Horace Cleaver

1899 - 1918

A biplane of the kind flown by Horace Cleaver
Flyernzl/Wikimedia/Public Domain

Horace was eager for action and lied about his age to join the Royal Fusiliers when he was 16. He was soon stood down. At 18 he was accepted by the Royal Flying Corps but died in night flying training.

Son of a commercial traveller

Horace Gregory Cleaver was born in Oxford in 1899. By the 1911 census he was surrounded by six brothers and three sisters and was at school. His father was a commercial traveller in grocery and boot retail, and Horace became a solicitor’s clerk.

Lied about his age

At the start of the war Horace was too young to enlist, but in 1916 he joined the 29th Royal Fusiliers claiming to be 19, old enough to serve overseas. He became a Private but his lie was discovered and after a few months he returned to being a solicitor’s clerk pending recall on his 19th birthday in 1918.

Planes at Port Meadow

The ambition of flying seems to have guided Horace’s next move.

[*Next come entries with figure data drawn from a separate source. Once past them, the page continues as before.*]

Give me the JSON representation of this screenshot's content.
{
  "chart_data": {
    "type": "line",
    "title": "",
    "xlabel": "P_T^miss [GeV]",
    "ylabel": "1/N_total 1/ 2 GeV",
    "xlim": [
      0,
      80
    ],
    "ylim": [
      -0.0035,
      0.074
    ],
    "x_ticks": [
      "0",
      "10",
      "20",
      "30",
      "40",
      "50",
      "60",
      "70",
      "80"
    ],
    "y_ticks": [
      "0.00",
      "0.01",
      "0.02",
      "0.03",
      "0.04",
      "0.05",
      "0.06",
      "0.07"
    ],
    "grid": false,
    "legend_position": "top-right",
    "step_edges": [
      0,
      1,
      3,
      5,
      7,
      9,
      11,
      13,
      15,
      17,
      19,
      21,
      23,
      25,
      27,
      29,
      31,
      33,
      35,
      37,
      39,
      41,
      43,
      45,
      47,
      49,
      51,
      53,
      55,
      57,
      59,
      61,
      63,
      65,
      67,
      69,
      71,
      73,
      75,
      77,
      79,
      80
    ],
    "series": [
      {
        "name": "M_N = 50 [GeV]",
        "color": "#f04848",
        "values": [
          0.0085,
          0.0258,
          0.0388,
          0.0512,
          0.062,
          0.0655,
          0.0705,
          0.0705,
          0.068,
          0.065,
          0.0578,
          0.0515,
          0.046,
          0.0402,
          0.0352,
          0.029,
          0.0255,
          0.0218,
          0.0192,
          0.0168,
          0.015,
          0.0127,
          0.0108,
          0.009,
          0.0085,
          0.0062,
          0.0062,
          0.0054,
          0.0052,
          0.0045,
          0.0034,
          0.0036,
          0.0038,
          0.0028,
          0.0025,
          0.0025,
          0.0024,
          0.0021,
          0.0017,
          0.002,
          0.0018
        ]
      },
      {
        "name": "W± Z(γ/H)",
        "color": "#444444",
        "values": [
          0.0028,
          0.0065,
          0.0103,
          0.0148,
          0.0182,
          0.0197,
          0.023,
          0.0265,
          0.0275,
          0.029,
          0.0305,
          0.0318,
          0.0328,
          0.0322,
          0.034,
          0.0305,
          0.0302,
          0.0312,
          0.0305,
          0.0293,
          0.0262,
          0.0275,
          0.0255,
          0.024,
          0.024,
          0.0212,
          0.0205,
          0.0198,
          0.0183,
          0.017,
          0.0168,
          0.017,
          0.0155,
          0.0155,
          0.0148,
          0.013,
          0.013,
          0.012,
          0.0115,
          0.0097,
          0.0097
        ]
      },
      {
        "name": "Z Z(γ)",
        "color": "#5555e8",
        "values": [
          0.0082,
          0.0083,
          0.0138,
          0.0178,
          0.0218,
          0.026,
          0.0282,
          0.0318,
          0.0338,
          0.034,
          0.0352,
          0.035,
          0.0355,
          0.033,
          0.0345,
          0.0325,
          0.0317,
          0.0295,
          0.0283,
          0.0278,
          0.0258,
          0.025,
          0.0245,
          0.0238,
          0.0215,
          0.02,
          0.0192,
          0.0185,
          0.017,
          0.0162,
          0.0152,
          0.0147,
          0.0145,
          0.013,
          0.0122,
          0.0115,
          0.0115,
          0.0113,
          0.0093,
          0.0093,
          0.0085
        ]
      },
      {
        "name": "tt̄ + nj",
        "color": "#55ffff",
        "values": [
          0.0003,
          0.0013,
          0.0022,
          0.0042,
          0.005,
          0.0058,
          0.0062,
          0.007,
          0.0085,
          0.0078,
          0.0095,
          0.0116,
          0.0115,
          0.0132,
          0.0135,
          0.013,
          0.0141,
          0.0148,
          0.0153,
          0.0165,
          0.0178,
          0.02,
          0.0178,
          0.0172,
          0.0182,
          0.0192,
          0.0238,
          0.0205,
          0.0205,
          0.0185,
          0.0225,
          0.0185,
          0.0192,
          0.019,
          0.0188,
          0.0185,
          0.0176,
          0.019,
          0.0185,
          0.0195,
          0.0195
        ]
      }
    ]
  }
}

Probably his interest had developed from watching planes at Port Meadow near his family home, as this had been an airfield since 1911 and became busier as the war continued. Just after his 18th birthday he joined the Royal Flying Corps and after only three months he was appointed Second Lieutenant and a trainee pilot. It was noted that he was “keen and efficient”.

Flying was dangerous

Horace joined the 199 Night Training Squadron as a bomber pilot in a biplane. This was dangerous work, and sadly he died at East Retford in Nottinghamshire on 17 March 1918 in a flying accident, aged 18. If he had been less eager to be in action he could still have been at home awaiting his recall to the Royal Fusiliers in May. The family buried him at Wolvercote Cemetery, and perhaps it was some comfort to them that he had realised his dream of flying.